Deux rassemblements ont fédéré, mardi soir, plusieurs dizaines de citoyens à Bergerac et Périgueux. L’expérience devrait être renouvelée
Première Nuit debout à Bergerac, mardi soir, ou les balbutiements d’une expression populaire sur le parvis de l’église Notre-Dame. Environ 90 personnes, jeunes et moins jeunes, impliquées ou pas dans la vie associative et politique, s’étaient donné rendez-vous dès 18 h 30, en opposition à la loi travail. Avec le souci de ne pas se perdre en monologues : « On va vite s’ennuyer si on se retrouve à écouter ceux qui parlent au micro. Je vois des cartons devant les magasins, allons les chercher pour s’asseoir et se réunir en commission », dit une dame.
Pierre, informaticien, la trentaine, n’est pas coutumier du genre et n’a défilé qu’une fois, « pour “Charlie Hebdo” » : « C’est un mouvement qui prend dans les grandes villes, qui est porté par les jeunes. Je suis curieux de savoir ce qui peut se dire ici, à la campagne. » D’un cercle à l’autre, il y a le besoin d’exprimer, parfois confusément, « de la colère », « l’espoir de trouver des solutions pour faire autrement », en tout cas un besoin impérieux « de se réapproprier l’espace public ».
Créer la dynamique
« J’ai senti quelque chose que je n’avais pas fait depuis longtemps : parler avec la rue », souffle Jean-Claude Bost, syndicaliste et militant Front de gauche, revigoré. Et c’est à l’abri, sur le parvis de l’église, que l’on s’attelle à faire remonter les premières « synthèses » du cru. Et toujours ce souci : « Comment occuper l’espace public dans la durée ? » Organisateur de cette première Nuit debout à travers une page Facebook et militant de longue date, Didier Bustamante n’entend pas lâcher l’affaire : « Ce mouvement, il est en train d’essaimer, pour lui donner de la force, il est important de s’inscrire dans une dynamique. »

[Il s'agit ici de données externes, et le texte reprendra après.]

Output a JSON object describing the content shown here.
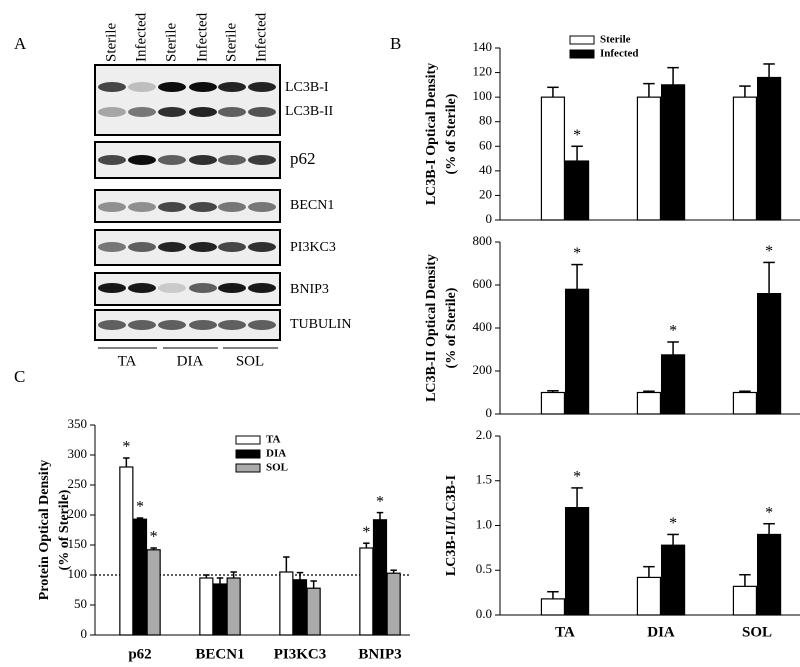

Les uns et les autres prennent la parole. « Besoin de se connaître avant d’aller plus loin », thèmes à verser au débat, tout y passe. Il est plus de 21 heures, on s’accorde sur deux autres rendez-vous, dès ce mercredi soir et à nouveau jeudi. Même endroit. Quelqu’un s’interroge dans l’ombre du parvis, la place étant étonnamment plongée dans l’obscurité : « Je voudrais savoir si on a fait exprès de couper la lumière ? »
A Périgueux aussi
À Périgueux, plus d’une centaine de personnes étaient rassemblées place de l’Ancien-Hôtel-de-ville à l’heure où nous mettions sous presse. Nombre d’entre elles venaient d’assister à la projection, dans une salle comble de Cap Cinéma, du film « Merci patron » : « On a besoin de se retrouver physiquement, pas au travers d’écrans, d’échanger de vive voix, de se confronter à l’humain », décrit un étudiant. « On est en train de réapprendre à vivre ensemble », s’enthousiasme un quadra. « C’est impressionnant, cette aventure. »
L’envie de renouveler l’expérience est prégnante chez tous. Comme Bergerac, Périgueux est susceptible d’être le théâtre d’autres Nuits debout.